The Naan Beef Fry had been lovingly slow cooked and just fell off the bone. Although we looked upon this as a positive, given the size of the portion, the bone to meat ratio was not favourable. The meat was tender and the sauce rich, complemented perfectly with our plethora of sides.
With the final curry, it has to be said, we stumbled upon a real gem - the Lamb Dupiaza. It’s a mild curry with subtle flavours combining a luscious mix of succulent lamb and caramelised onion. It was a real fan’s favourite and was subsequently devoured. Its slightly sweet note worked also well with the coconut paratha. If we were to be critical, we’d have to say the portion size was again a little meagre, so, although delightful, it was too quickly gone. All in all, these three dishes were perhaps the stars of the culinary show and deserve a respectable 7/10.
The maitre d' come DJ performed well; he was relaxed, answered our queries and dropped the beat with aplomb. The personal touch was appreciated, although as we were the only customers at the time this is to be expected. We also enjoyed the Morse code knocking system which seemed to be taking place between the kitchen and restaurant - from what we deduced, one knock was for food, two knocks was for more David Guetta to be pumped out from the post-urban DJ booth.

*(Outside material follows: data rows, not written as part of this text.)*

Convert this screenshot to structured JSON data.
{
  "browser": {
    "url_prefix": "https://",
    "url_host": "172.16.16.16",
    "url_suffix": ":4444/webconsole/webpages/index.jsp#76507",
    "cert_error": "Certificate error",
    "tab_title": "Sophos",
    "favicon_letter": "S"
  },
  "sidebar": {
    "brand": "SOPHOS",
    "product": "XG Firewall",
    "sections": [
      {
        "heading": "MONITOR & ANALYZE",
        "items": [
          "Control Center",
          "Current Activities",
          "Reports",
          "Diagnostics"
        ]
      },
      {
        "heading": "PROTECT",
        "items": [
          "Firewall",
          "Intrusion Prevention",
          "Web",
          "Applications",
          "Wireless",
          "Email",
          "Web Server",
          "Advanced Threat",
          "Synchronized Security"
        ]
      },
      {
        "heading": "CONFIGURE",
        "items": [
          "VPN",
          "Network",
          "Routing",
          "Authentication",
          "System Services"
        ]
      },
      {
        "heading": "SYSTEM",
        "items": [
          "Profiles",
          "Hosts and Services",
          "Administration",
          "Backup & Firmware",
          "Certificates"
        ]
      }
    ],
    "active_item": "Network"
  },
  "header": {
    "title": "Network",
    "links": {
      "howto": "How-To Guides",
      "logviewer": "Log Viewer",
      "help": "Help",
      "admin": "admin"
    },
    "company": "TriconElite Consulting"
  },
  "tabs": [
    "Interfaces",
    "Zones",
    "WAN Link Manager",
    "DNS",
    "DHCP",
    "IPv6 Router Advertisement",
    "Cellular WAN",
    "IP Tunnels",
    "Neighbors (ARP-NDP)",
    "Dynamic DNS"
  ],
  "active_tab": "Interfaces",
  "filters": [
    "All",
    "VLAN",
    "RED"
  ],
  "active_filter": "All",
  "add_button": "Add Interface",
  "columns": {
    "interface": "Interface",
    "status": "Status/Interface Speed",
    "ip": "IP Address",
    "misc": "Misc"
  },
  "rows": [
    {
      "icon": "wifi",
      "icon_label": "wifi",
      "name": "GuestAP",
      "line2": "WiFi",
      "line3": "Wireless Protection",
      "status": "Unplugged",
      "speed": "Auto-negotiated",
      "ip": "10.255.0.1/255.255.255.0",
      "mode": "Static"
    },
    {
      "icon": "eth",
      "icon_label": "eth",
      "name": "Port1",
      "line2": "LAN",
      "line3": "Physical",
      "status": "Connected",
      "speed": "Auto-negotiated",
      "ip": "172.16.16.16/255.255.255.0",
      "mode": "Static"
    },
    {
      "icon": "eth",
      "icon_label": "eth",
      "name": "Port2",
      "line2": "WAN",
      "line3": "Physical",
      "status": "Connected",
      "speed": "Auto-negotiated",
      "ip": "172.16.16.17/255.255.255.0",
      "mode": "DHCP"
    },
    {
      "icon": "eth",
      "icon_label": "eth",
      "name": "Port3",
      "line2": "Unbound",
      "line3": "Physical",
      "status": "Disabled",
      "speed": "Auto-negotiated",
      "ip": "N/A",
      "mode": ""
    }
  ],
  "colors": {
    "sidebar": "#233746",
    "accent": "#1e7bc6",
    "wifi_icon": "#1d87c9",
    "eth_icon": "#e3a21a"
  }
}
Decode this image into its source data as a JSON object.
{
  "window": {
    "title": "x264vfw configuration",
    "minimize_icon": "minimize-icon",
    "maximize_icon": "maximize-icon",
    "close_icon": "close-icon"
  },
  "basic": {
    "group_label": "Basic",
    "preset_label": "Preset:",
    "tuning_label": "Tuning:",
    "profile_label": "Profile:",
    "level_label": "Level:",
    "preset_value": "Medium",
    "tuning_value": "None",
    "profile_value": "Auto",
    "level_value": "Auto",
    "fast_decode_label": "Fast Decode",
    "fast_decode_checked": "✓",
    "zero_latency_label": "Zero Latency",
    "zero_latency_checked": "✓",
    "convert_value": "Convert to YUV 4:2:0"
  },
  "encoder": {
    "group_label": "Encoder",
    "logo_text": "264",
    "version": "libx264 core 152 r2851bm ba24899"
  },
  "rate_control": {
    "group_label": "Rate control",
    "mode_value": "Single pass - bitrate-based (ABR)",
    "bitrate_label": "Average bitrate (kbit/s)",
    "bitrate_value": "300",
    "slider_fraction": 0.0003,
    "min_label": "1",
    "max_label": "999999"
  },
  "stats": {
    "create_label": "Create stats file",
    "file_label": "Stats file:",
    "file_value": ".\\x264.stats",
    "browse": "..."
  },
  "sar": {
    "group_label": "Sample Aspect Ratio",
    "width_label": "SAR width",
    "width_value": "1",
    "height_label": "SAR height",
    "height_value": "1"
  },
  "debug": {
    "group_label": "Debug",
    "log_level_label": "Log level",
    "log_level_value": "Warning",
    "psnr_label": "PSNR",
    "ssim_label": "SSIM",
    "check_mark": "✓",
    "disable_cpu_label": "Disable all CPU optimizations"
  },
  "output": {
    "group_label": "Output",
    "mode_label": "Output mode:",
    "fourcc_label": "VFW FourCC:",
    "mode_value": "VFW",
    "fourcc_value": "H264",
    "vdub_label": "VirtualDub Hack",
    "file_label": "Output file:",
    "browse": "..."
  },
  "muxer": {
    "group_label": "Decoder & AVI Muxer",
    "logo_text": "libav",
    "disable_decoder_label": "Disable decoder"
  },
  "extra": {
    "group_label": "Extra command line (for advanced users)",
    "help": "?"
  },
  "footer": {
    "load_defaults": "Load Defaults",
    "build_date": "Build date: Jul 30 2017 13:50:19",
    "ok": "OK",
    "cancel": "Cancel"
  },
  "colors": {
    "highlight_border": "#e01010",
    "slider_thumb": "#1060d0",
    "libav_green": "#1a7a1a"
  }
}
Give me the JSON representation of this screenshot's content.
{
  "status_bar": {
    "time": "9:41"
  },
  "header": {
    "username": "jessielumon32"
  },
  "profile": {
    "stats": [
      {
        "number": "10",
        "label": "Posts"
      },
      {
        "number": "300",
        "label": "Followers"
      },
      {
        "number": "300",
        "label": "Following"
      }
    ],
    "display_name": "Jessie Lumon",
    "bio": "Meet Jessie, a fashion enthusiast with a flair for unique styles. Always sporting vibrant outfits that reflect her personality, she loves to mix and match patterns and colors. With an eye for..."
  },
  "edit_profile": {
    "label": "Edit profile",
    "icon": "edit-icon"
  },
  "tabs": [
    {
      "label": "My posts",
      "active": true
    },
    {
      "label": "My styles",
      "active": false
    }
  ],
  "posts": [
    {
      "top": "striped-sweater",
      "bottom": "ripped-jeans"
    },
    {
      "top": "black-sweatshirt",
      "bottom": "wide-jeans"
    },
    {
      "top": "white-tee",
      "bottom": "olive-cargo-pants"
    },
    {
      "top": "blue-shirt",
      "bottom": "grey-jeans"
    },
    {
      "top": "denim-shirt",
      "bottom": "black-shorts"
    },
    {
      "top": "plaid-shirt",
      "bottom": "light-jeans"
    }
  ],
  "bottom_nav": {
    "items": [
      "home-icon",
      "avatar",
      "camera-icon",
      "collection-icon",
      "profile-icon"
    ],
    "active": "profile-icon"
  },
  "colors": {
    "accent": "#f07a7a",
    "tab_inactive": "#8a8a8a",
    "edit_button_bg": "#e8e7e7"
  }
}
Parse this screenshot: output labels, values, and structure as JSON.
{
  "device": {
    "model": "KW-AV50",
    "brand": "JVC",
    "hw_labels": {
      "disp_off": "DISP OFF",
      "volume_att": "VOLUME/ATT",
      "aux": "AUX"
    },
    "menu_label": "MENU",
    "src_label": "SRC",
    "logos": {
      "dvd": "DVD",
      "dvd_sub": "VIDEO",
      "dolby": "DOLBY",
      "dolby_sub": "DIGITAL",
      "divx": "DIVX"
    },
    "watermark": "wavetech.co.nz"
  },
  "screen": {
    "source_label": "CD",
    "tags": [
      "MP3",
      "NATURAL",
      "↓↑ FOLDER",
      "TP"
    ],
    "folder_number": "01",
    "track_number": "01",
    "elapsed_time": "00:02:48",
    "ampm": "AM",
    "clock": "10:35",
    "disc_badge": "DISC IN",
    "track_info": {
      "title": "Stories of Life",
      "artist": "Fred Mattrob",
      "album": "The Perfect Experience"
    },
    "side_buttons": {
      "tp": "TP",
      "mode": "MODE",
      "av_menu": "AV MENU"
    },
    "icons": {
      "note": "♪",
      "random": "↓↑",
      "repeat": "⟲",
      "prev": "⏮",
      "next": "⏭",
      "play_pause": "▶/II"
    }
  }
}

However, we are here to be critical and the fact he racial stereotyped us as not being able to handle the Kerela Fish Curry was a little disappointing; granted that may have been the case, but that decision should have been ours! The questionable choice of music was disappointing too - although mixed to perfection there is only so much I gotta feelin’ one can take while having a curry. In sum, the service was pleasant, but not enough to push the score beyond acceptable; we were open to more conversation and recommendations, but he seemed content with his intermittent knocks from the kitchen. 7/10
Value For Money
With 50% off the total food bill this was a real steal given the amount consumed, however the inclusion of beers did push this up quite a bit. We closed the deal at £42.25, and although this included service we happily rounded it up that extra £2.75. For what we received, this price feels about right, however, if you were to go sans Tastecard, VFM would fall dramatically! To conclude, although we feel this was good value, as a proposition to the general population it can only warrant 7/10
Overall, this was slightly above average. The Lamb Dupiaza and Sweet Coconut Paratha were a real treat, as were the eclectic mix of artefacts adorning the walls. However, it would benefit from a bit more atmosphere, perhaps Onam could consider a mid-week special to drive up the numbers and challenge those establishments with natural footfall 33/50
Address: 1 Tooting High St, Tooting, London SW17 0SN
Cuisine: Keralan (South Indian)
Alcohol Policy: Licensed
Summary: Unfortunately now closed, this was a great value (Taste Card) option for South Indian curry.